Think of the opportunities. The world will no longer crave “Canadian bacon.” With our portly porkers secured on our side of the wall, pig pilfering from those crooked Canadians will finally come to an end. We can start our own American bacon. It will catch fire faster than the “Freedom Fries” that replaced those traitorous “French Fries.”
And speaking of French, I realize now that I studied French both as a first grader and in college. If the French made it all the way to Illinois, which doesn’t even border Canada, imagine what is happening in Minnesota, Washington, and elsewhere across the northern border. We already have too many Americans studying Spanish in school, and since the war in Iraq, Arabic has grown more and more popular. What about our English? It ain’t right. These folks gone done English wrong! Currently, English is only the third most popular language in the world, and Hindi is creeping up fast. Spanish is number two, but with #thewall, they will fall quickly. Arabic is number five, but the #Muslimban will take care of that. Even though French is not in the top ten, if we build a wall, then we can assure that it will never surpass English. As a former English teacher, Canadians frighten me. I don’t know about you, but their excessive use of “eh” and their mispronouncing every “o” really bothers me. What is that all about (or, aboot, if you are Canadian)? By building a wall, we will save not only the popularity of our language, but also the integrity of it.
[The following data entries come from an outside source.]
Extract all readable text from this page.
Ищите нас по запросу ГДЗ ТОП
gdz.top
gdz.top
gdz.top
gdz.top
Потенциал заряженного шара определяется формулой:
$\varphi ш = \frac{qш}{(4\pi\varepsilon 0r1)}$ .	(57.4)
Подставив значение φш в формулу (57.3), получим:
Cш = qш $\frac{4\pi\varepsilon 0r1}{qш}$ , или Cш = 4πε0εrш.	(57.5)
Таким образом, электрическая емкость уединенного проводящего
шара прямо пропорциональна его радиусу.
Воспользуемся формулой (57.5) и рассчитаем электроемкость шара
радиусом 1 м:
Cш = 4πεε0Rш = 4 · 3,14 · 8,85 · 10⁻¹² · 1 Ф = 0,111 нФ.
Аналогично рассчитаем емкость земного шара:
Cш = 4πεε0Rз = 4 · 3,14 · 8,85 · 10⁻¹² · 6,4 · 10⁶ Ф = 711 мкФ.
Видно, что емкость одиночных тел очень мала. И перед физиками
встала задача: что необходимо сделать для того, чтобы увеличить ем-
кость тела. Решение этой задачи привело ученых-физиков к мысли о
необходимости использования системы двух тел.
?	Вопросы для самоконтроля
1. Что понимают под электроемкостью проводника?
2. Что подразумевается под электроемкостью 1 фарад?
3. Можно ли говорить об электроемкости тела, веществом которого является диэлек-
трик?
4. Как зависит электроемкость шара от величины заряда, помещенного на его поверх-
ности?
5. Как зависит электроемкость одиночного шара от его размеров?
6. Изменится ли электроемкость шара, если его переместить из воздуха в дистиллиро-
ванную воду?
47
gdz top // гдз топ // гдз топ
Mr. President, we don’t have much time. They must be stopped. What if they are inspired by our southern wall and build their southern wall before we build our northern wall? What if they then put a 20% tax against and on all products made in the USA? We must build a wall before they do. Already, Tim Hortons has compromised our Dunkin’ Donuts all through the north. Furthermore, ketchup chips have infiltrated various convenience stores across the Midwest. And I fear the Canadian Mounties are rising. I have already seen their hats on many state troopers in the USA. As the great Paul Revere said, “The Redcoats are coming! The Redcoats are coming!”
Thank you for your time, Mr. President.